Human mitochondrial codons are decoded using tRNA anticodon modifications. (A) Table of human mitochondrial codons. Codons, encoded amino acids, anticodon sequences (including the wobble modification), and the position 37 nt, are shown. Colored two-codon boxes: pink box decoded using τm⁵U-modified tRNAs; light blue box decoded using f⁵C-modified tRNA; green box decoded using Q-modified tRNAs; and blue framed box decoded using (τm⁵)s²U-modified tRNAs. Four codons that differ from the canonical genetic codes are underlined. (B) Decoding AUR codons as Met enabled by f⁵C modifications in the mt-tRNA^Met wobble position. (C) Decoding of UUR codons as Leu enabled by the τm⁵U modification in the mt-tRNA^Leu(UUR) wobble position. MELAS-causing mtDNA 3243 A > G mutation impedes MTO1–GTPBP3 complex from incorporating the τm⁵U modification. (D) Decoding of AAR codons as Lys enabled by the τm⁵s²U modification in the mt-tRNA^Lys wobble position.

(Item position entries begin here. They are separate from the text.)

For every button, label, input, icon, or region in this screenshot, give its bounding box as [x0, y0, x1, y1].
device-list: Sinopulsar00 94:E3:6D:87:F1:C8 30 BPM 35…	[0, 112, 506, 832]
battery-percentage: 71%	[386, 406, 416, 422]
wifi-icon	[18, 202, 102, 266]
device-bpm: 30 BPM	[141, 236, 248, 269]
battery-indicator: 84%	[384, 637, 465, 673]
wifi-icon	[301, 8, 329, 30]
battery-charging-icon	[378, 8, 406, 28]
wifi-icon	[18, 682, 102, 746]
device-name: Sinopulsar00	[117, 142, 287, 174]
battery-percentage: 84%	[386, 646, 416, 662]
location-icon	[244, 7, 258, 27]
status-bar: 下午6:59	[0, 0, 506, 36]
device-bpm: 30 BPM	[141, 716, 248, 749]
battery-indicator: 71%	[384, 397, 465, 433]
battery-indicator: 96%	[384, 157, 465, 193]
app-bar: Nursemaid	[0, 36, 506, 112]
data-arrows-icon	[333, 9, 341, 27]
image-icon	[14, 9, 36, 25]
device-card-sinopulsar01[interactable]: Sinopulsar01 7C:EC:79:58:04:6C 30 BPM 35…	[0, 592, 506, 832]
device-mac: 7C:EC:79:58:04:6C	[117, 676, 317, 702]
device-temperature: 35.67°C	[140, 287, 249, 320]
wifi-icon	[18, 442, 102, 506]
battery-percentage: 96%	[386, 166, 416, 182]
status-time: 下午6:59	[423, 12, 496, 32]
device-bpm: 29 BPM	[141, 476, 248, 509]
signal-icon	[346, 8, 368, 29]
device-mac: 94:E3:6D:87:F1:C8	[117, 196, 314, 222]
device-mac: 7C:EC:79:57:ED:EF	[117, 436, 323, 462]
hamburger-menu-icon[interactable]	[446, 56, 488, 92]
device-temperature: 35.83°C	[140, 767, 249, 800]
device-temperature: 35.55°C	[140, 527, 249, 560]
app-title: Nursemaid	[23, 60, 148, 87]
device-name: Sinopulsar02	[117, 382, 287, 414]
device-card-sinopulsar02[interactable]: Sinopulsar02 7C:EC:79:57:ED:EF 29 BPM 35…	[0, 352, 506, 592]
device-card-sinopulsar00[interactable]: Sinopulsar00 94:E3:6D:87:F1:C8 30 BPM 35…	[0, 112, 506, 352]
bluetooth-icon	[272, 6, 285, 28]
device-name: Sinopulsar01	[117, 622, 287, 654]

MERRF-causing mtDNA 8344 A > G mutation impedes MTO1–GTPBP3 complex and MTU1 from incorporating the τm⁵s²U modification and also impedes TRMT61B from incorporating the m¹A modification.

FIGURE 3.

MTU1 protein degradation caused by pathogenic mutations associated with RILF. MTU1 is responsible for 2-thiolation of the τm⁵s²U modification. The 16 pathogenic MTU1 mutants that cause RILF are degraded in mitochondria by the CLPX–CLPP protease. Among the 16 pathogenic MTU1 mutants, three are catalytically inactive, and 13 can restore 2-thiolation on mt-tRNAs upon overexpression (Ahmad et al. 2024).